It was the base Byron, tipping the wink to Mac out of the back of the bunk, that betrayed Kaviak.
It became evident that “Farva” began to take a dour pride in the Kid’s perseverance. One morning he even pointed out to the camp the strong likeness between Kaviak and Robert Bruce.
“No, sah; the Scottish chief had to have an object-lesson, but Kaviak—Lawd!—Kaviak could give points to any spider livin’!”
This was on the morning that the Esquimer thought to escape scrubbing, even at the peril of his life, by getting up on to the swing-shelf —how, no man ever knew. But there he sat in terror, like a very young monkey in a wind-rocked tree, hardly daring to breathe, his arms clasped tight round the demijohn; but having Mac to deal with, the end of it was that he always got washed, and equally always he seemed to register a vow that, s’help him, Heaven! it should never happen again.
After breakfast came the clearing up. It should have been done (under this regime) by the Little Cabin men, but it seldom was. O’Flynn was expected to keep the well-hole in the river chopped open and to bring up water every day. This didn’t always happen either, though to drink snow-water was to invite scurvy, Father Wills said. There was also a daily need, if the Colonel could be believed, for everybody to chop firewood.
“We got enough,” was Potts’ invariable opinion.
“For how long? S’pose we get scurvy and can’t work; we’d freeze to death in a fortnight.”
“Never saw a fireplace swalla logs whole an’ never blink like this one.”
“But you got no objection to sittin’ by while the log-swallerin’ goes on.”
The Colonel or the Boy cooked the eternal beans, bacon and mush dinner, after whatever desultory work was done; as a matter of fact, there was extraordinarily little to occupy five able-bodied men. The fun of snow-shoeing, mitigated by frostbite, quickly degenerated from a sport into a mere means of locomotion. One or two of the party went hunting, now and then, for the scarce squirrel and the shy ptarmigan. They tried, with signal lack of success, to catch fish, Indian fashion, through a hole in the ice.

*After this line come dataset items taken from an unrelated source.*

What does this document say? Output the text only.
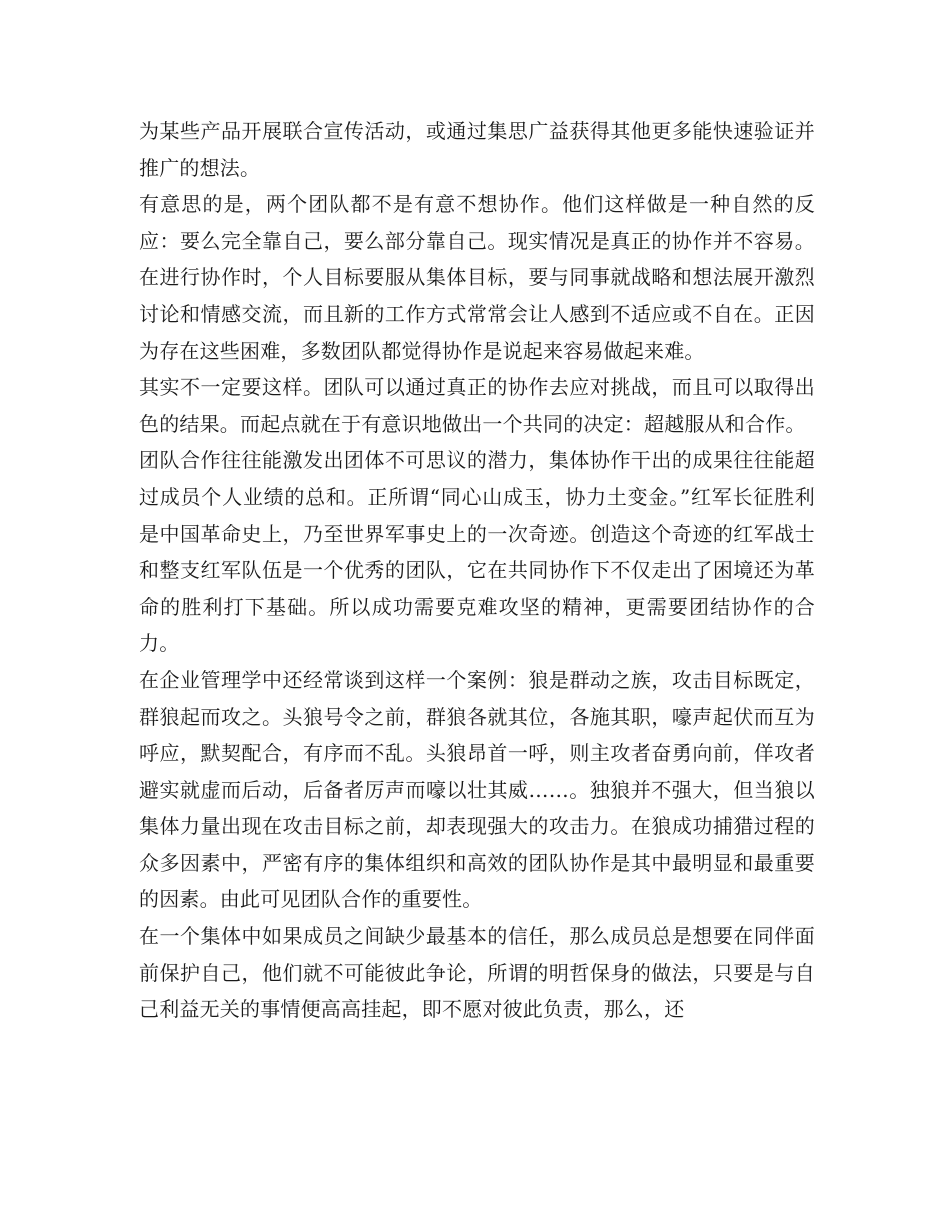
为某些产品开展联合宣传活动，或通过集思广益获得其他更多能快速验证并推广的想法。

有意思的是，两个团队都不是有意不想协作。他们这样做是一种自然的反应：要么完全靠自己，要么部分靠自己。现实情况是真正的协作并不容易。在进行协作时，个人目标要服从集体目标，要与同事就战略和想法展开激烈讨论和情感交流，而且新的工作方式常常会让人感到不适应或不自在。正因为存在这些困难，多数团队都觉得协作是说起来容易做起来难。

其实不一定要这样。团队可以通过真正的协作去应对挑战，而且可以取得出色的结果。而起点就在于有意识地做出一个共同的决定：超越服从和合作。

团队合作往往能激发出团体不可思议的潜力，集体协作干出的成果往往能超过成员个人业绩的总和。正所谓“同心山成玉，协力土变金。”红军长征胜利是中国革命史上，乃至世界军事史上的一次奇迹。创造这个奇迹的红军战士和整支红军队伍是一个优秀的团队，它在共同协作下不仅走出了困境还为革命的胜利打下基础。所以成功需要克难攻坚的精神，更需要团结协作的合力。

在企业管理学中还经常谈到这样一个案例：狼是群动之族，攻击目标既定，群狼起而攻之。头狼号令之前，群狼各就其位，各施其职，嚎声起伏而互为呼应，默契配合，有序而不乱。头狼昂首一呼，则主攻者奋勇向前，佯攻者避实就虚而后动，后备者厉声而嚎以壮其威……。独狼并不强大，但当狼以集体力量出现在攻击目标之前，却表现强大的攻击力。在狼成功捕猎过程的众多因素中，严密有序的集体组织和高效的团队协作是其中最明显和最重要的因素。由此可见团队合作的重要性。

在一个集体中如果成员之间缺少最基本的信任，那么成员总是想要在同伴面前保护自己，他们就不可能彼此争论，所谓的明哲保身的做法，只要是与自己利益无关的事情便高高挂起，即不愿对彼此负责，那么，还
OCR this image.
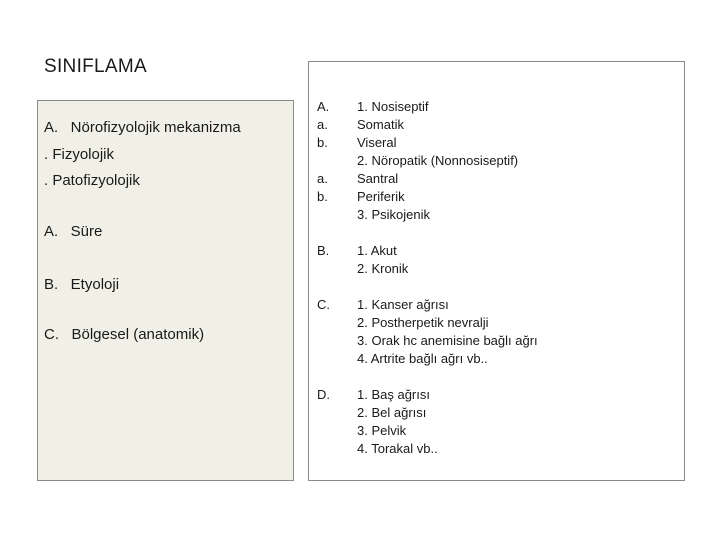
SINIFLAMA
A.   Nörofizyolojik mekanizma
. Fizyolojik
. Patofizyolojik
A.   Süre
B.   Etyoloji
C.   Bölgesel (anatomik)
A.
a.
b.
a.
b.
B.
C.
D.
1. Nosiseptif
Somatik
Viseral
2. Nöropatik (Nonnosiseptif)
Santral
Periferik
3. Psikojenik
1. Akut
2. Kronik
1. Kanser ağrısı
2. Postherpetik nevralji
3. Orak hc anemisine bağlı ağrı
4. Artrite bağlı ağrı vb..
1. Baş ağrısı
2. Bel ağrısı
3. Pelvik
4. Torakal vb..
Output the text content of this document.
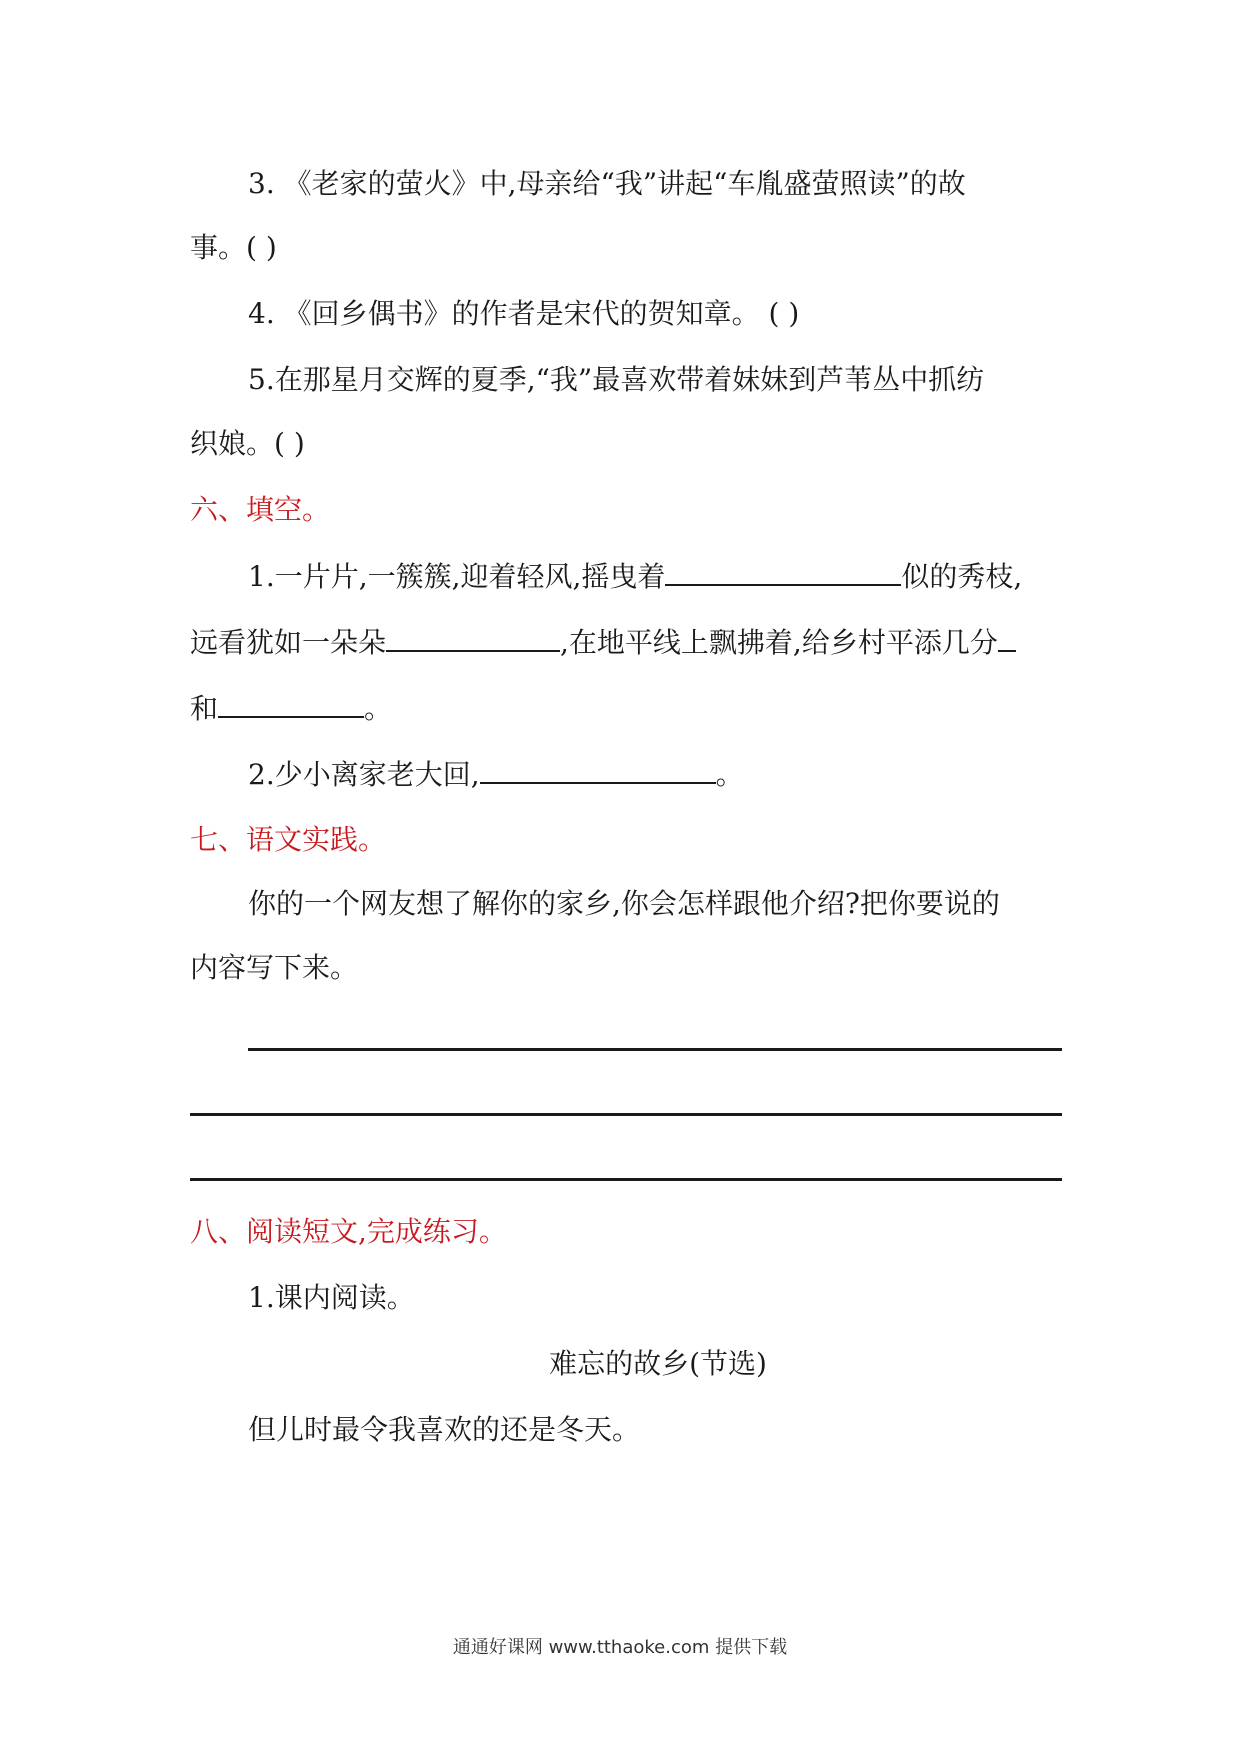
3. 《老家的萤火》中,母亲给“我”讲起“车胤盛萤照读”的故
事。( )
4. 《回乡偶书》的作者是宋代的贺知章。 ( )
5.在那星月交辉的夏季,“我”最喜欢带着妹妹到芦苇丛中抓纺
织娘。( )
六、填空。
1.一片片,一簇簇,迎着轻风,摇曳着	似的秀枝,
远看犹如一朵朵	,在地平线上飘拂着,给乡村平添几分
和	。
2.少小离家老大回,	。
七、语文实践。
你的一个网友想了解你的家乡,你会怎样跟他介绍?把你要说的
内容写下来。
八、阅读短文,完成练习。
1.课内阅读。
难忘的故乡(节选)
但儿时最令我喜欢的还是冬天。
通通好课网 www.tthaoke.com 提供下载
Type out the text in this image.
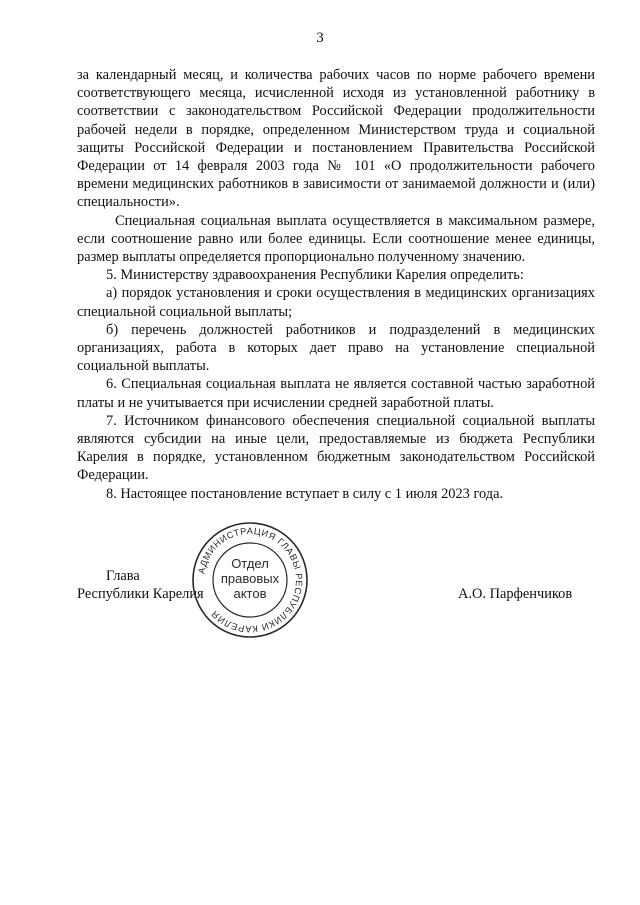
3

за календарный месяц, и количества рабочих часов по норме рабочего времени соответствующего месяца, исчисленной исходя из установленной работнику в соответствии с законодательством Российской Федерации продолжительности рабочей недели в порядке, определенном Министерством труда и социальной защиты Российской Федерации и постановлением Правительства Российской Федерации от 14 февраля 2003 года № 101 «О продолжительности рабочего времени медицинских работников в зависимости от занимаемой должности и (или) специальности».

Специальная социальная выплата осуществляется в максимальном размере, если соотношение равно или более единицы. Если соотношение менее единицы, размер выплаты определяется пропорционально полученному значению.

5. Министерству здравоохранения Республики Карелия определить:

а) порядок установления и сроки осуществления в медицинских организациях специальной социальной выплаты;

б) перечень должностей работников и подразделений в медицинских организациях, работа в которых дает право на установление специальной социальной выплаты.

6. Специальная социальная выплата не является составной частью заработной платы и не учитывается при исчислении средней заработной платы.

7. Источником финансового обеспечения специальной социальной выплаты являются субсидии на иные цели, предоставляемые из бюджета Республики Карелия в порядке, установленном бюджетным законодательством Российской Федерации.

8. Настоящее постановление вступает в силу с 1 июля 2023 года.

Глава
Республики Карелия	А.О. Парфенчиков
АДМИНИСТРАЦИЯ ГЛАВЫ РЕСПУБЛИКИ КАРЕЛИЯ
Отдел
правовых
актов
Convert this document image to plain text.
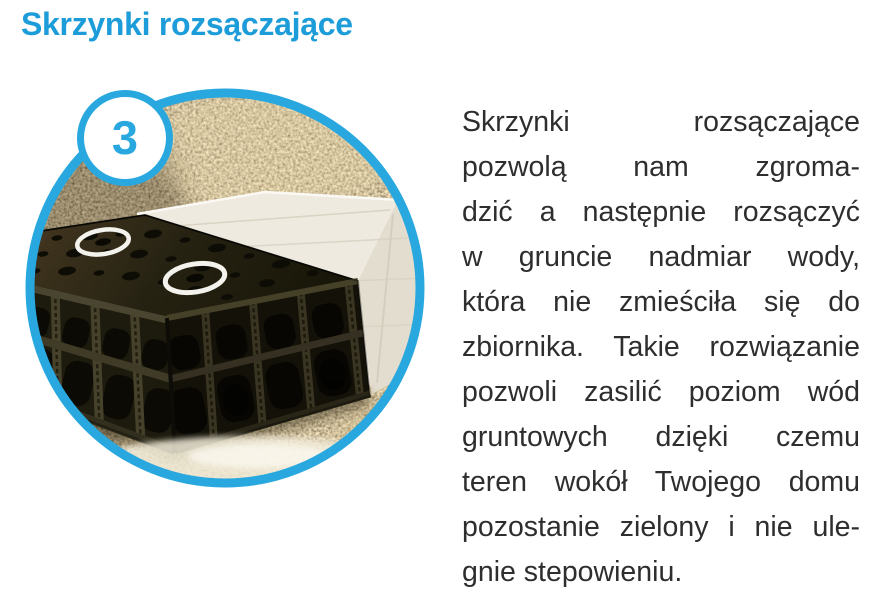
Skrzynki rozsączające
3	Skrzynki rozsączające
pozwolą nam zgroma-
dzić a następnie rozsączyć
w gruncie nadmiar wody,
która nie zmieściła się do
zbiornika. Takie rozwiązanie
pozwoli zasilić poziom wód
gruntowych dzięki czemu
teren wokół Twojego domu
pozostanie zielony i nie ule-
gnie stepowieniu.
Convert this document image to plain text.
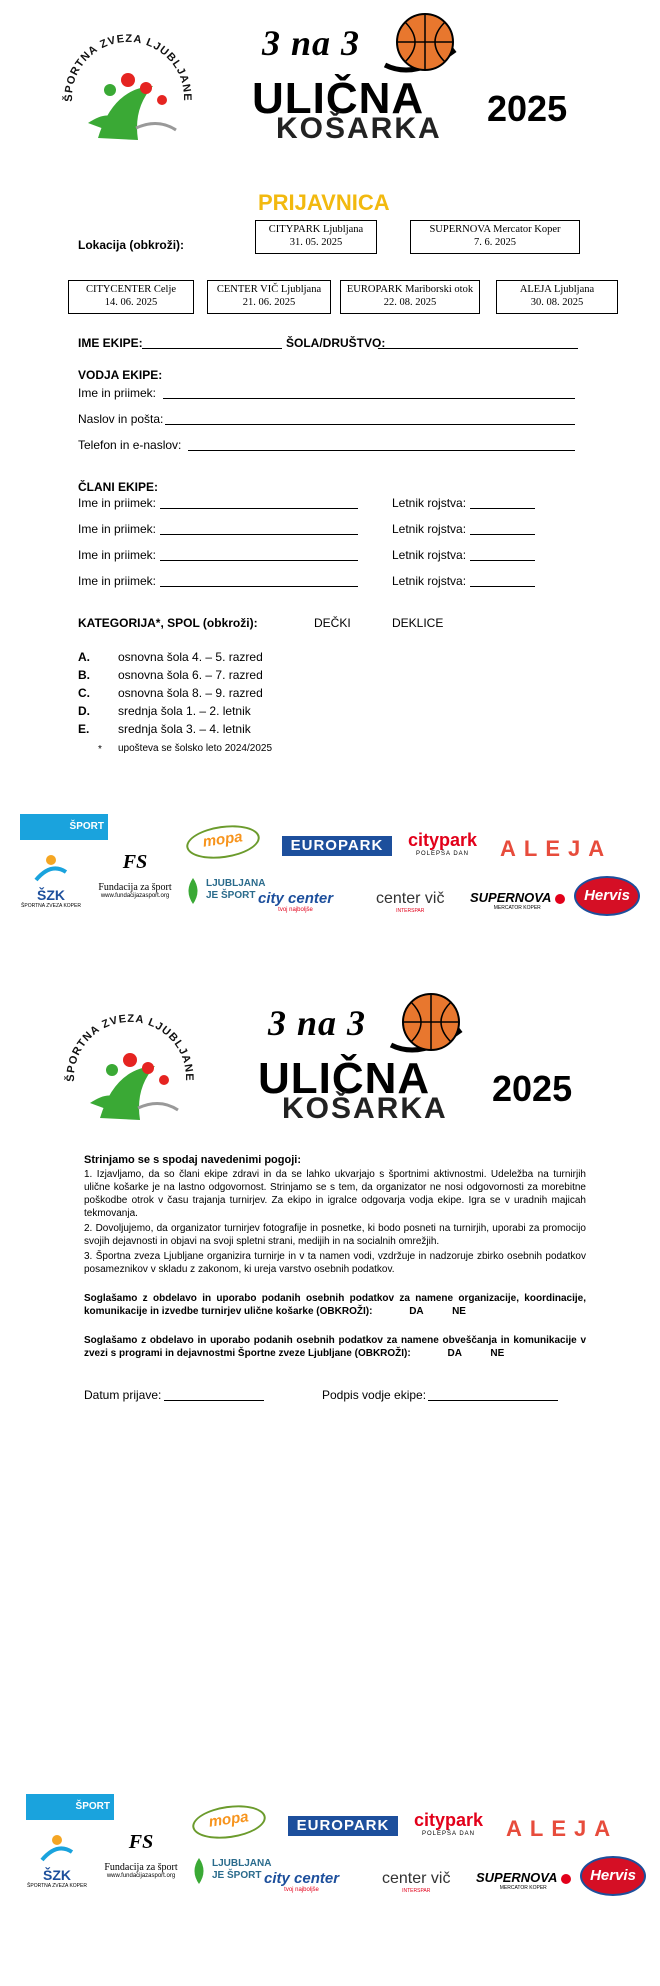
ŠPORTNA ZVEZA LJUBLJANE
3 na 3
ULIČNA
KOŠARKA 2025
PRIJAVNICA
Lokacija (obkroži):
CITYPARK Ljubljana
31. 05. 2025
SUPERNOVA Mercator Koper
7. 6. 2025
CITYCENTER Celje
14. 06. 2025
CENTER VIČ Ljubljana
21. 06. 2025
EUROPARK Mariborski otok
22. 08. 2025
ALEJA Ljubljana
30. 08. 2025
IME EKIPE:	ŠOLA/DRUŠTVO:
VODJA EKIPE:
Ime in priimek:
Naslov in pošta:
Telefon in e-naslov:
ČLANI EKIPE:
Ime in priimek:	Letnik rojstva:
Ime in priimek:	Letnik rojstva:
Ime in priimek:	Letnik rojstva:
Ime in priimek:	Letnik rojstva:
KATEGORIJA*, SPOL (obkroži):	DEČKI	DEKLICE
A. osnovna šola 4. – 5. razred
B. osnovna šola 6. – 7. razred
C. osnovna šola 8. – 9. razred
D. srednja šola 1. – 2. letnik
E. srednja šola 3. – 4. letnik
* upošteva se šolsko leto 2024/2025
ŠPORT MARIBOR
mopa	EUROPARK	citypark
POLEPŠA DAN	ALEJA
ŠZK
ŠPORTNA ZVEZA KOPER
FS
Fundacija za šport
www.fundacijazasport.org
LJUBLJANA
JE ŠPORT city center
tvoj najboljše
center vič
INTERSPAR
SUPERNOVA
MERCATOR KOPER
Hervis
ŠPORTNA ZVEZA LJUBLJANE
3 na 3
ULIČNA
KOŠARKA 2025
Strinjamo se s spodaj navedenimi pogoji:
1. Izjavljamo, da so člani ekipe zdravi in da se lahko ukvarjajo s športnimi aktivnostmi. Udeležba na turnirjih ulične košarke je na lastno odgovornost. Strinjamo se s tem, da organizator ne nosi odgovornosti za morebitne poškodbe otrok v času trajanja turnirjev. Za ekipo in igralce odgovarja vodja ekipe. Igra se v uradnih majicah tekmovanja.
2. Dovoljujemo, da organizator turnirjev fotografije in posnetke, ki bodo posneti na turnirjih, uporabi za promocijo svojih dejavnosti in objavi na svoji spletni strani, medijih in na socialnih omrežjih.
3. Športna zveza Ljubljane organizira turnirje in v ta namen vodi, vzdržuje in nadzoruje zbirko osebnih podatkov posameznikov v skladu z zakonom, ki ureja varstvo osebnih podatkov.
Soglašamo z obdelavo in uporabo podanih osebnih podatkov za namene organizacije, koordinacije, komunikacije in izvedbe turnirjev ulične košarke (OBKROŽI):	DA	NE
Soglašamo z obdelavo in uporabo podanih osebnih podatkov za namene obveščanja in komunikacije v zvezi s programi in dejavnostmi Športne zveze Ljubljane (OBKROŽI):	DA	NE
Datum prijave:	Podpis vodje ekipe:
ŠPORT MARIBOR
mopa	EUROPARK	citypark
POLEPŠA DAN	ALEJA
ŠZK
ŠPORTNA ZVEZA KOPER
FS
Fundacija za šport
www.fundacijazasport.org
LJUBLJANA
JE ŠPORT city center
tvoj najboljše
center vič
INTERSPAR
SUPERNOVA
MERCATOR KOPER
Hervis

But, for the most part, as winter darkened round them, they lounged from morning till night about the big fireplace, and smoked, and growled, and played cards, and lived as men do, finding out a deal about each other’s characters, something about each other’s opinions, and little or nothing about each other’s history.
In the appalling stillness of the long Arctic night, any passer-by was hailed with enthusiasm, and although the food-supply in the Big Cabin was plainly going to run short before spring, no traveller—white, Indian, or Esquimaux—was allowed to go by without being warmed and fed, and made to tell where he came from and whither he was bound—questions to tax the sage. Their unfailing hospitality was not in the least unexpected or unusual, being a virtue practised even by scoundrels in the great North-west; but it strained the resources of the little camp, a fourth of whose outfit lay under the Yukon ice.